Advances in classical technologies assure the machine tool’s future

“With this symposium, we are aiming quite deliberately to draw attention to precisely those innovations that will guarantee the high-end quality of machine tools for the years ahead as well, irrespective of network thinking,” emphasised Prof. Eberhard Abele, President of the WGP – a grouping of leading German mechanical engineering professors.

Good reputation of German machines thanks to classical technologies
On September 21^st 2017, at the EMO Hannover, the Production for Tomorrow symposium will be taking a look at the future of production. This has changed considerably over recent years, a development substantially attributable to digitalisation and networking of machines and lines within the context of Industry 4.0.

But the classical technologies, too, possess immense inherent potentials, as the numerous remarkable developments of recent years go to show.  “For example: in terms of metrology, drive technology and also laser beam sources, the quality of machine tools is steadily rising,” reported Professor Abele. “So classical technologies will guarantee the reputation of German machines in regard to precision, availability, efficiency and productivity into the future as well.”

A window on Production 2025
Therefore the symposium begins logically enough with a keynote presentation from Professor Abele, who heads the Institute for Production Management, Technology and Machine Tools (PTW) at Darmstadt University of Applied Science. He will be outlining the production technology of 2025 from the WGP’s viewpoint. Representatives of seven prestigious WGP institutes will then report on their results from government-sponsored research projects focusing primarily on machine design and ultra-efficient manufacturing technologies.
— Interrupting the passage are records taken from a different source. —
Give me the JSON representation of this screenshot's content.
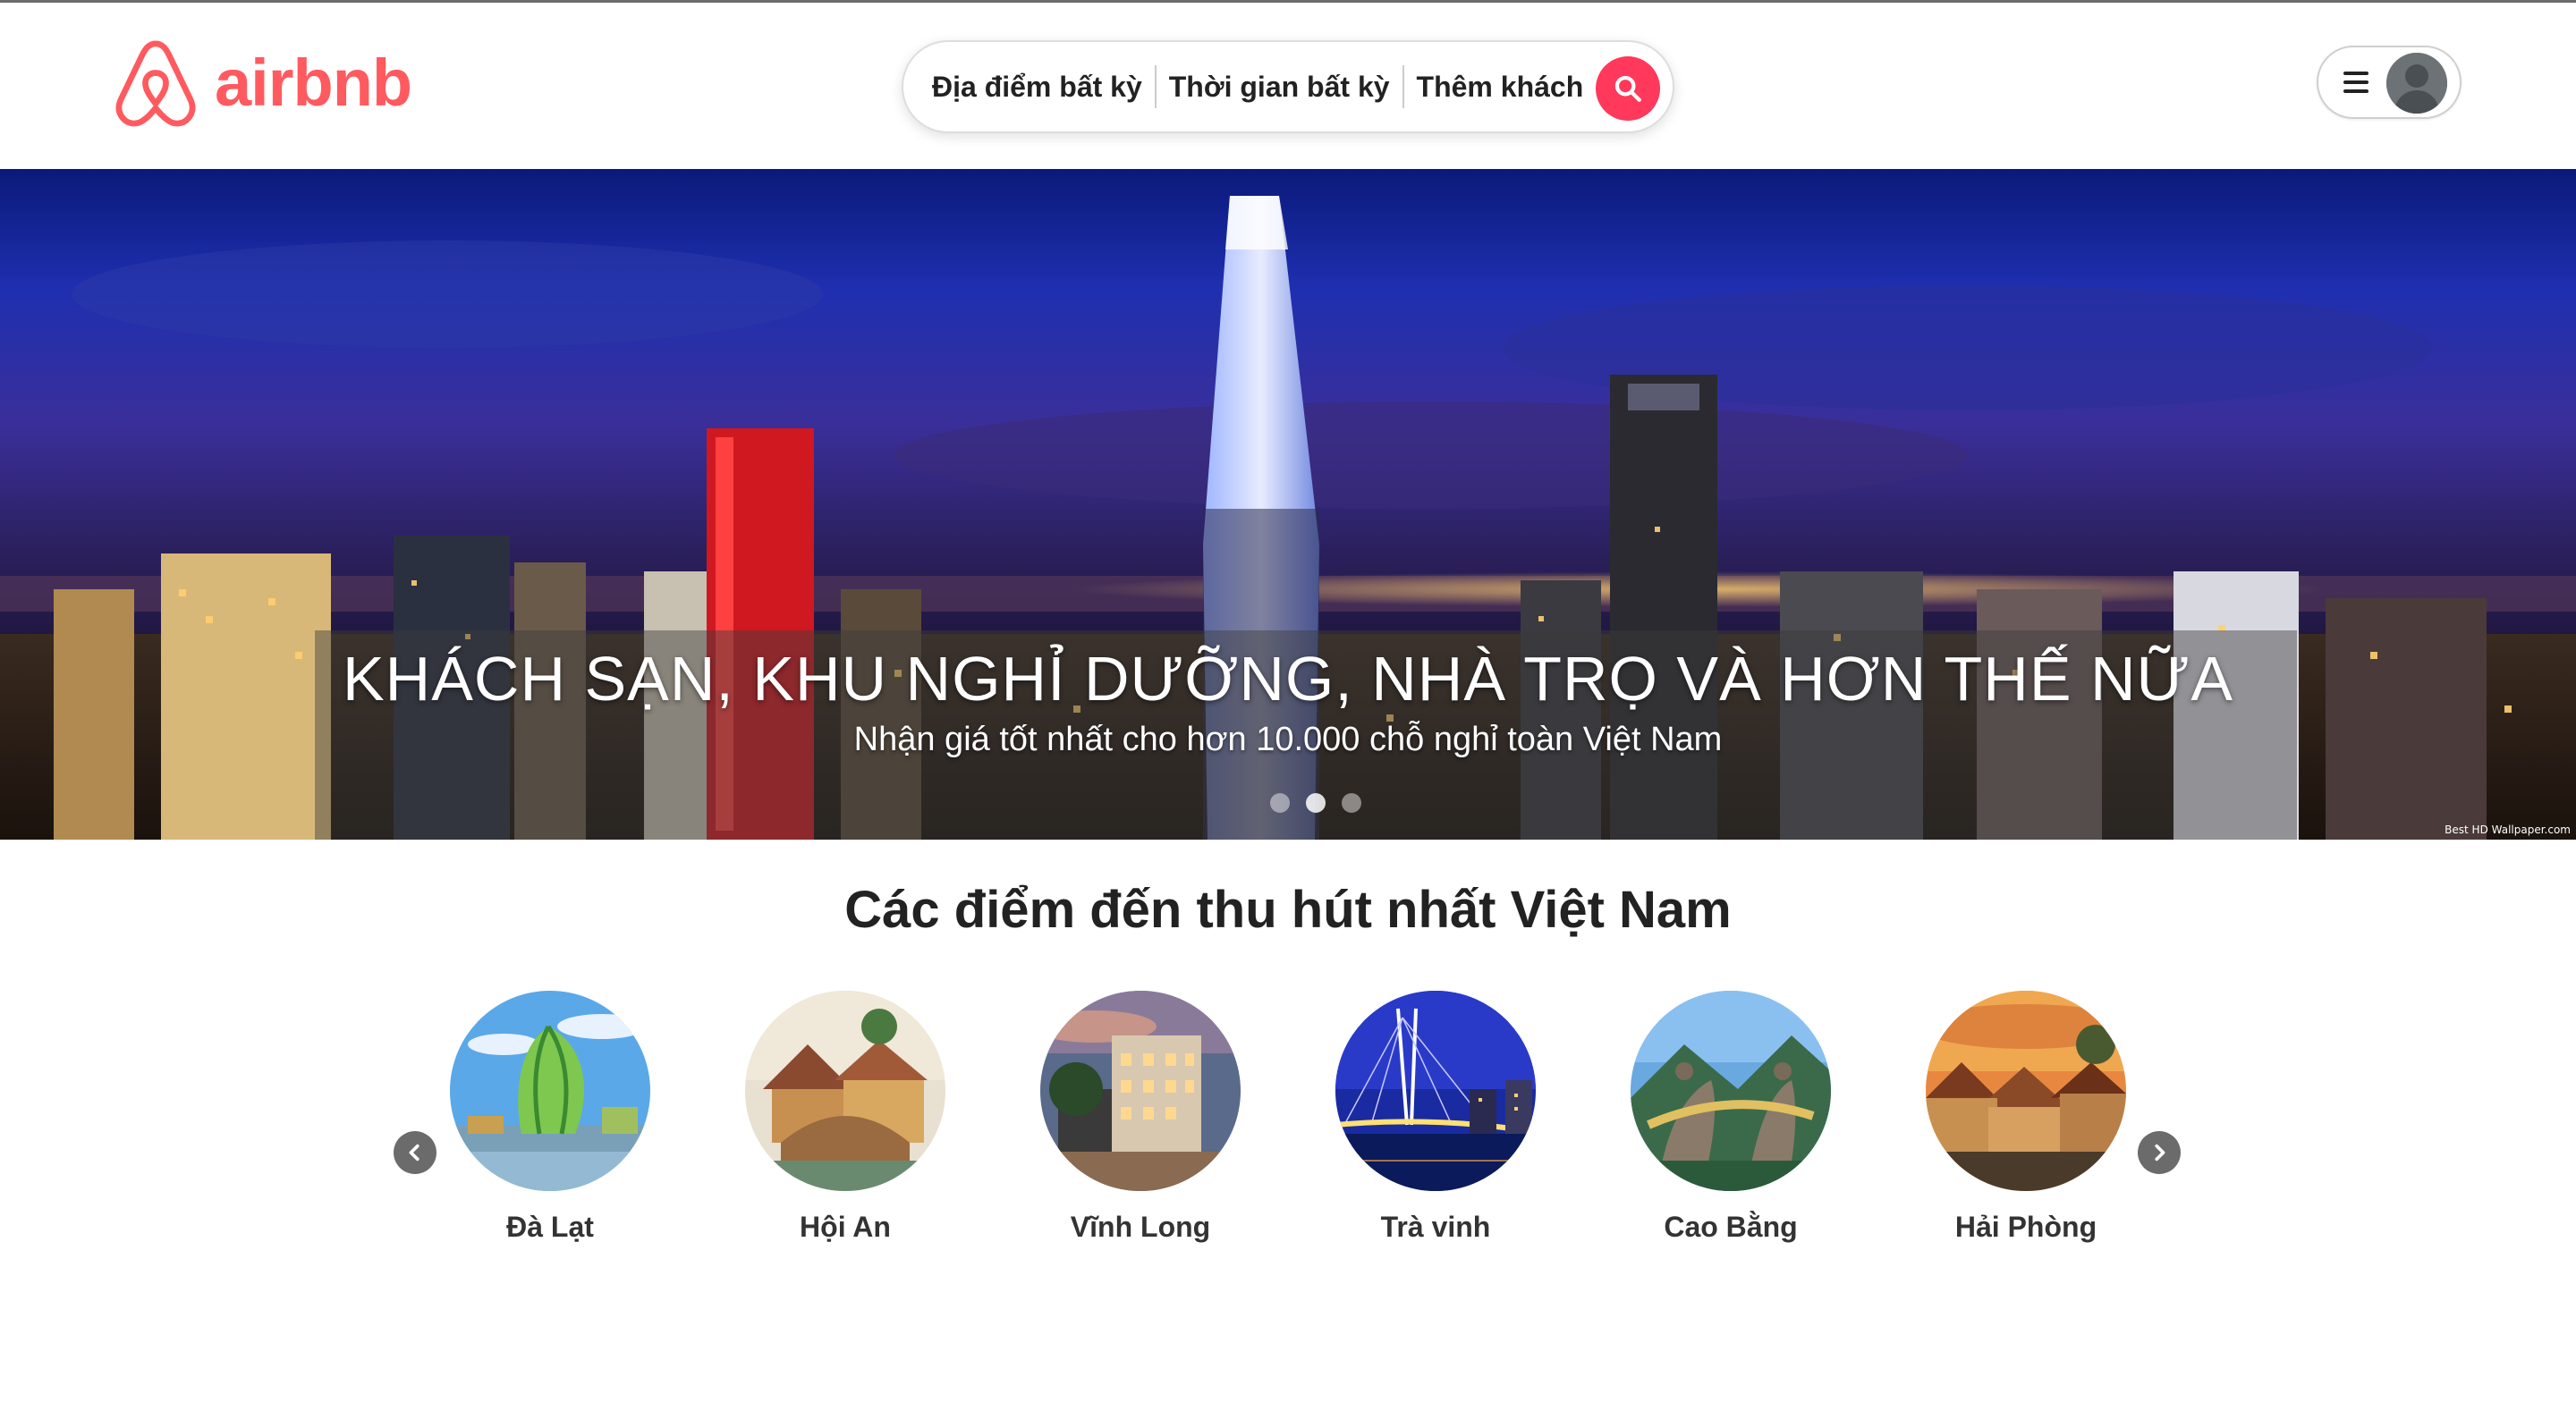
{
  "header": {
    "logo_text": "airbnb",
    "brand_color": "#ff5a5f",
    "search": {
      "location": "Địa điểm bất kỳ",
      "time": "Thời gian bất kỳ",
      "guests": "Thêm khách",
      "button_color": "#ff385c",
      "icon": "search-icon"
    },
    "user_menu": {
      "menu_icon": "hamburger-icon",
      "avatar_icon": "user-avatar-icon"
    }
  },
  "hero": {
    "title": "KHÁCH SẠN, KHU NGHỈ DƯỠNG, NHÀ TRỌ VÀ HƠN THẾ NỮA",
    "subtitle": "Nhận giá tốt nhất cho hơn 10.000 chỗ nghỉ toàn Việt Nam",
    "watermark": "Best HD Wallpaper.com",
    "slides": 3,
    "active_slide": 1
  },
  "destinations": {
    "title": "Các điểm đến thu hút nhất Việt Nam",
    "items": [
      {
        "name": "Đà Lạt"
      },
      {
        "name": "Hội An"
      },
      {
        "name": "Vĩnh Long"
      },
      {
        "name": "Trà vinh"
      },
      {
        "name": "Cao Bằng"
      },
      {
        "name": "Hải Phòng"
      }
    ],
    "prev_icon": "chevron-left-icon",
    "next_icon": "chevron-right-icon"
  }
}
Researchers from Hanover, for example, will be showing how in future production operations can be design-enhanced by means of active mechatronic systems. The limitations of metal-cutting processes, for example, lie not least in unwanted vibrations of the machines, known as machine dynamics and process dynamics. The researchers in Hanover have developed active intelligent systems that extend the previous technical limitations of axis and process dynamics.

Another presentation is devoted to the PLC program codes for machine tools. The control software has hitherto been tested manually by staff at virtual commissioning of the machines. Scientists in Stuttgart have now developed a system for automating this test. This renders it both more reliable and also more time-efficient, since a far higher proportion of the code can be tested in the same period.

Researchers from Kaiserslautern addressed the issue of drilling tools. Since drilling is one of the most frequent cutting processes, it offers concomitantly high potential for optimisation in regard to cost-efficiency and quality. These approaches to improvement have focused on the cooling lubricant feed and the cutting behaviour. Under the aegis of the symposium, the researchers will be presenting their innovative solutions in these two fields. Moreover, they will be showing simulation processes designed to improve the position and contour of the outlet nozzle at the internal cooling lubricant feed, so as to enable the efficiency of the cooling function and the high-precision, flexible preparation of the cutting edges to be optimised.

Not the least of the topics being addressed by Production for Tomorrow is ultra-high-precision machining – an extremely versatile technology for producing high-precision parts and optical surfaces. Its disadvantage, however, lies in the lengthy machining and make-ready times, which can easily last for several hours or even days.

Scientists from Bremen and Hanover will be presenting some astounding results on high-performance metal-cutting. They have the potential to shorten the machining time for ultra-high-precision parts in the near future by a factor of 10. In addition to the time gained, advantages are also created in regard to cutting forces and wear and tear on the diamond tool.

High-performance diamond milling, moreover, takes up a lot of time for manual spindle balancing. Here, the researchers from Hanover and Bremen will be presenting new approaches for more accurate, automated adjustment of the spindles. Last but not least, they will also be unveiling an innovative thermo-mechanical system for tool alignment in diamond milling applications.

The multifaceted research results detailed by the speakers during the Production for Tomorrow symposium will not only offer visitors insights into the production operations of the future: after the presentations there will be enough time for mutual empirical feedback with international experts.